Lawmakers Concerned About Effect on Patient Care
In a letter sent last week to CMS Administrator Donald Berwick, 52 senators called for a review of the proposed payment rate cut, stating that coding offsets are based on the assumption that hospital payments "have increased solely due to changes in coding or classification of patients."
However, the senators wrote that there are other reasons for such changes, such as the likelihood that some patients might have more serious illnesses or complex conditions (Simmons, HealthLeaders Media, 7/20).
The letter also noted that enactment of the proposed cut "would cost hospitals across the country an estimated $3.7 billion in fiscal 2011."

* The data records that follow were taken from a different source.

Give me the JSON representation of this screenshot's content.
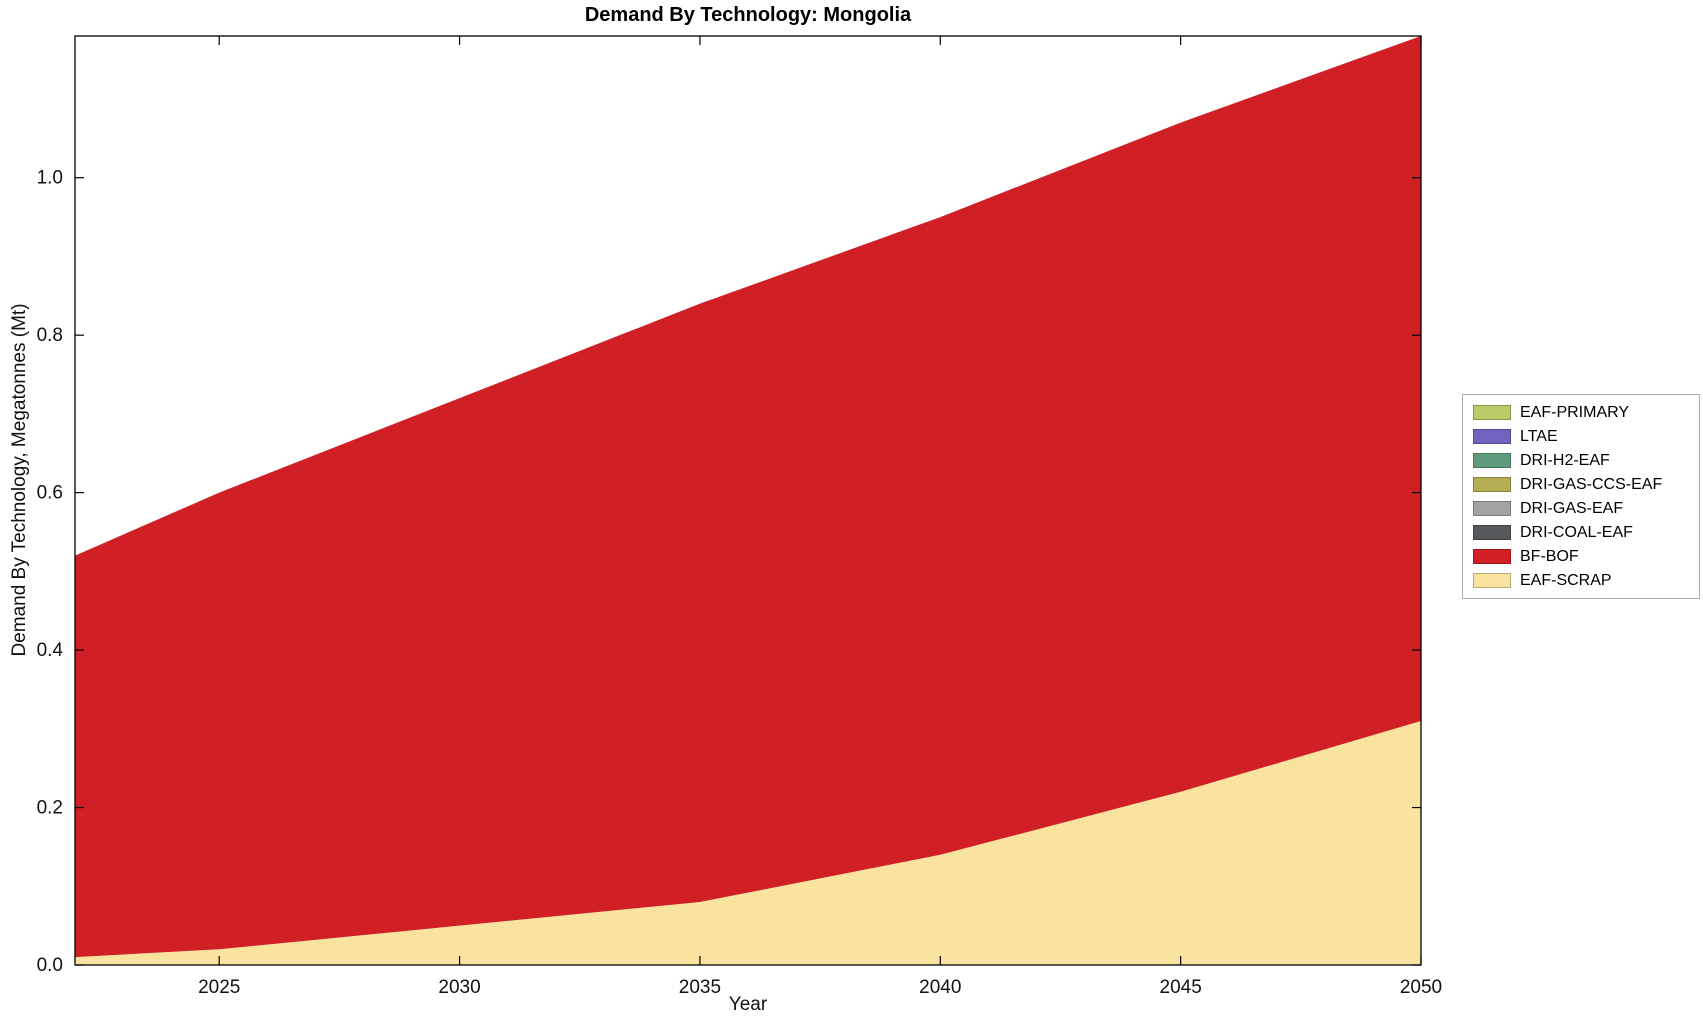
{
  "chart_data": {
    "type": "area",
    "stacked": true,
    "title": "Demand By Technology: Mongolia",
    "xlabel": "Year",
    "ylabel": "Demand By Technology, Megatonnes (Mt)",
    "x": [
      2022,
      2025,
      2030,
      2035,
      2040,
      2045,
      2050
    ],
    "xlim": [
      2022,
      2050
    ],
    "ylim": [
      0,
      1.18
    ],
    "xticks": [
      2025,
      2030,
      2035,
      2040,
      2045,
      2050
    ],
    "yticks": [
      0.0,
      0.2,
      0.4,
      0.6,
      0.8,
      1.0
    ],
    "grid": false,
    "legend_position": "right",
    "stack_order": [
      "EAF-SCRAP",
      "BF-BOF",
      "DRI-COAL-EAF",
      "DRI-GAS-EAF",
      "DRI-GAS-CCS-EAF",
      "DRI-H2-EAF",
      "LTAE",
      "EAF-PRIMARY"
    ],
    "series": [
      {
        "name": "EAF-PRIMARY",
        "color": "#b9cc67",
        "values": [
          0,
          0,
          0,
          0,
          0,
          0,
          0
        ]
      },
      {
        "name": "LTAE",
        "color": "#6f63bf",
        "values": [
          0,
          0,
          0,
          0,
          0,
          0,
          0
        ]
      },
      {
        "name": "DRI-H2-EAF",
        "color": "#5f9b7a",
        "values": [
          0,
          0,
          0,
          0,
          0,
          0,
          0
        ]
      },
      {
        "name": "DRI-GAS-CCS-EAF",
        "color": "#b5ae55",
        "values": [
          0,
          0,
          0,
          0,
          0,
          0,
          0
        ]
      },
      {
        "name": "DRI-GAS-EAF",
        "color": "#a3a3a3",
        "values": [
          0,
          0,
          0,
          0,
          0,
          0,
          0
        ]
      },
      {
        "name": "DRI-COAL-EAF",
        "color": "#56595c",
        "values": [
          0,
          0,
          0,
          0,
          0,
          0,
          0
        ]
      },
      {
        "name": "BF-BOF",
        "color": "#d02026",
        "values": [
          0.51,
          0.58,
          0.67,
          0.76,
          0.81,
          0.85,
          0.87
        ]
      },
      {
        "name": "EAF-SCRAP",
        "color": "#f9e39f",
        "values": [
          0.01,
          0.02,
          0.05,
          0.08,
          0.14,
          0.22,
          0.31
        ]
      }
    ]
  }
}
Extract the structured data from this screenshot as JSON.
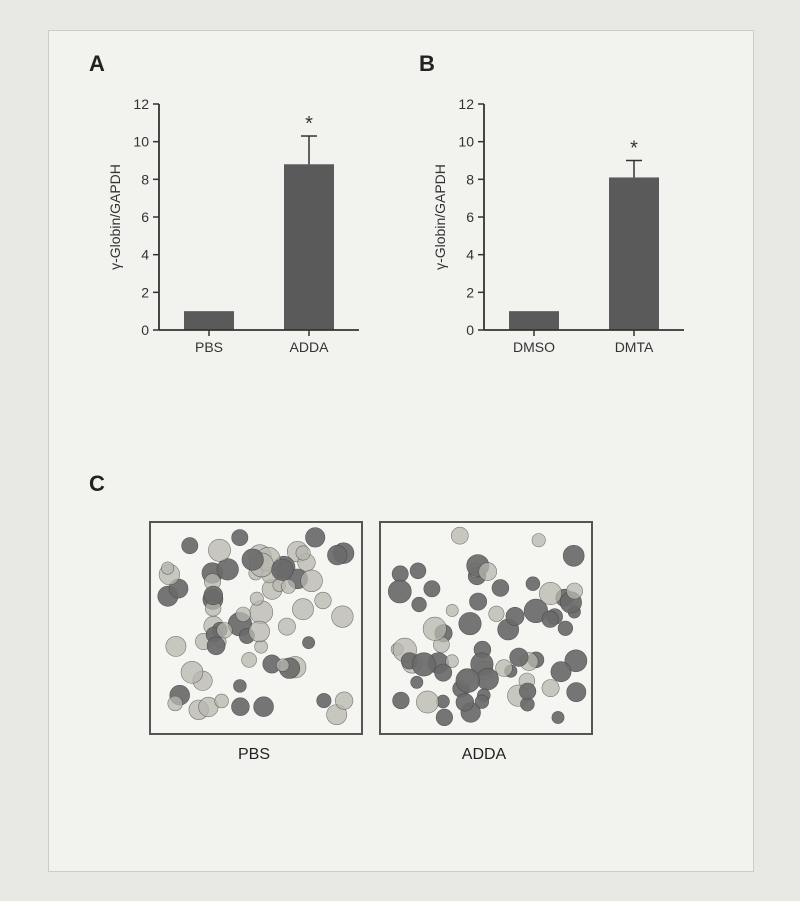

According to the senators, "MedPAC has shown that hospitals are currently being paid substantially less than the cost of delivering care to Medicare patients," adding, "In fact, MedPAC projected a negative 5.9% overall Medicare margin for hospitals in fiscal year 2010 and therefore recommended Congress should provide a full inflation update for hospital payments for fiscal year 2011" (CQ HealthBeat, 7/20).
The senators also cautioned that before any change is implemented, "we need to confirm that the appropriate and correct methodology" has been used and that any effect on patient severity is taken into consideration. "Otherwise, this cut to hospital payments may adversely affect their ability to care for patients and serve their communities," the letter stated.
On July 12, 242 House members signed a similar letter to Berwick, requesting that CMS review the proposed cut (HealthLeaders Media, 7/20).
Proposed Rule Based on Inaccurate Data, Hospitals Say
On Tuesday, three hospital associations sent a letter to Berwick noting that a pair of recent studies found that the proposed payment rate cut was based on inaccurate data about higher payments to hospitals as a result of the switch to the MS-DRGs, The Hill's "Healthwatch" reports.
The Federation of American Hospitals, the American Hospital Association and the Association of American Medical Colleges wrote that the two studies "highlight significant concerns with [CMS'] approach to documentation and coding change."
The studies were conducted by the Moran Company and City University of New York Economics professor Partha Deb.
The letter urged CMS to alter its "methodology for determining documentation and coding change to better account for increasing patient severity, as documented by historical trends, and reduce the proposed cut to inpatient PPS payments for FY 2011" (Pecquet, "Healthwatch," The Hill, 7/20).